Tipping fee changes set for Hay River Landfill

Town council is moving to bring in new tipping fees for the Hay River Landfill, which would see some prices rise for certain items. NNSL file photo

There will most likely be changes coming to tipping fees at the Hay River Landfill.

Councillors moved first and second reading to amend the town’s Fees and Changes Bylaw that, if passed, will see some fees increase beginning this year. The motion was done during a council meeting at town hall on Monday evening.

Administration recommended the changes based off a third-party review done by Peter Houweling, general manager of Kavanaugh Waste Management Services in Yellowknife. Houweling was asked to take a look at the tipping fees being charged and come up with any recommendations he felt were worth looking at.
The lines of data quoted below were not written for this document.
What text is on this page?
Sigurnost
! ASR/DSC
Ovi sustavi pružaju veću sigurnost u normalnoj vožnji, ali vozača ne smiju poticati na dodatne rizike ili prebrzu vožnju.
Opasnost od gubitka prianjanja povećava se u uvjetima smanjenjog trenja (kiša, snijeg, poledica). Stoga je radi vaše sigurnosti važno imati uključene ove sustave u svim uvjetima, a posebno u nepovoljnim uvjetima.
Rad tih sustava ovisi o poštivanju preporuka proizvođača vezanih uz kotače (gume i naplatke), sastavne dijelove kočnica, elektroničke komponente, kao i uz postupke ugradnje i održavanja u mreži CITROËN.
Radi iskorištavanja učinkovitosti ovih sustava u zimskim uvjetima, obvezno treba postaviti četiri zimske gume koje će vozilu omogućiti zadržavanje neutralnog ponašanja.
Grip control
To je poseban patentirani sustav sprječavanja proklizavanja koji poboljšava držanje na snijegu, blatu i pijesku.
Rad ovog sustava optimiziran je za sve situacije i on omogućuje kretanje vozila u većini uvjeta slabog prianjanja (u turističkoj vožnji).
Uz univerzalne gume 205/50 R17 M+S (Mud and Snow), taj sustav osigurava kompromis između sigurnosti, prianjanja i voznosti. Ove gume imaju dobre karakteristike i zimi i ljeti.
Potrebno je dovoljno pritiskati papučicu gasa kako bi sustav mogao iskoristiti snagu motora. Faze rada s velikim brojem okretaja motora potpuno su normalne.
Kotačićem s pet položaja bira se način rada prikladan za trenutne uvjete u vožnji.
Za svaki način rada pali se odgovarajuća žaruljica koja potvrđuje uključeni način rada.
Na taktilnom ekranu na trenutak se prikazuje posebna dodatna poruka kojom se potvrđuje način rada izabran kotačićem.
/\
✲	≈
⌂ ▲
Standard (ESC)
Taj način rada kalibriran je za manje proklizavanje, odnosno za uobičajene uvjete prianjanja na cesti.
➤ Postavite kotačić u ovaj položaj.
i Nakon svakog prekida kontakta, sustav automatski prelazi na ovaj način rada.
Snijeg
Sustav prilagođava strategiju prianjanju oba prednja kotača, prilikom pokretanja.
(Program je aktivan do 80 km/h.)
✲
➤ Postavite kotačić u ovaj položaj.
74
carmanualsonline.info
He compared fees being charged in Hay River to those in Yellowknife, Didsbury, Alta., and Peace River, Alta.

In his letter to council, which was accepted at Monday’s meeting, Houweling noted that the town was running the landfill under a subsidized model instead of a user-pay one.

He stated that there was a positive and negative to subsidizing the landfill.

“The pro side of a subsidized model is affordability for residential site users, which potentially could incentivize proper disposal and reduce the risk of illegal dumping around town,” he wrote. “The con side is that tax dollars are being used to subsidize the disposal costs for commercial businesses, institutions and government agencies.”

The proposed changes will still see residents allowed to bring household waste to the facility without having to pay a fee to do so; Houweling recommended that a minimum fee starting at around $5 be charged for landfill users. By comparison, the solid waste facility in Yellowknife charges a minimum of $16.50.

One of the fee changes comes in the form of mattresses now being subject to a $10 tipping fee, something Houweling stated should be done as they could be shredded, which would increase airspace utilization at the landfill, as well as ensure that the coils don’t get tangled in the compactor. Construction waste and household hazardous waste, such as paints, used oil or antifreeze, will now both be a minimum $10 charge.

Propane tanks weighing between 40 to 100 lbs. which are emptied with their valves removed would cost $25 to drop off, up from $15, while commercial waste will be charged a minimum of $30.

Another proposed change is taking away supplemental tipping fees based on vehicle type if the weigh scale at the facility is down either through maintenance or if the senior administrative officer decides to shut it down.

When that happens, the minimum charge per cubic metre would be $13 for residential vehicles, while commercial vehicles would be charged at $24 per cubic metre.

Glenn Smith, the town’s senior administrative officer, said administration was recommending going by volume instead of weight if the scale isn’t available.

“There was a lot of different vehicle or container sizes,” he said. “(It) made it difficult because you’re trying to compare one (vehicle) to another. In some cases, you would have a five-tonne truck, which has a bigger box than a smaller size.”

In his findings, Houweling referred to those sorts of supplemental fees as “redundant”.

Mayor Kandis Jameson recused herself from the discussion as it involved her company, Hay River Disposals.